4.9L’État partie conteste la pertinence des renvois que fait le requérant à la jurisprudence du Comité. Il fait valoir que les auteurs des communications nos 373/2009 et 349/2008 étaient des membres du Parti des travailleurs du Kurdistan (le PKK) qui avaient participé à sa lutte armée et risquaient par conséquent d’être persécutés en vertu de la loi antiterroriste turque. Les communications nos 409/2009 et 460/2011, concernant des affaires dans lesquelles la Commission de recours a rouvert la procédure d’asile et accordé des permis de résidence aux requérants, ont été présentées par des ressortissants de la République arabe syrienne et de l’Érythrée, respectivement. Il convient cependant de noter que les faits doivent être distingués en fonction notamment d’informations propres à la République arabe syrienne et à l’Érythrée, par comparaison à la Turquie, dans le cas présent.

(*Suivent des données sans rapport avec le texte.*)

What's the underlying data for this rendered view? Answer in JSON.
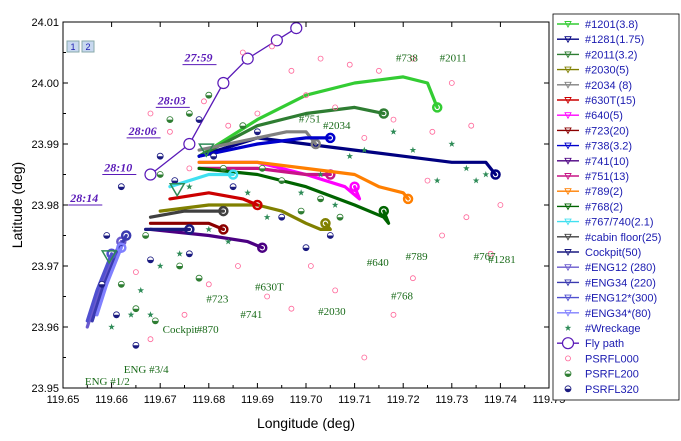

4.10Quant à la mention que fait le requérant de la description des tortures qu’il aurait subies figurant dans la décision de la Commission de recours de 2002, l’État partie précise que le texte de la décision se borne à reproduire les déclarations qu’il a faites aux autorités danoises en matière d’asile, ce qui ne signifie pas que la Commission de recours les a considérées comme véridiques.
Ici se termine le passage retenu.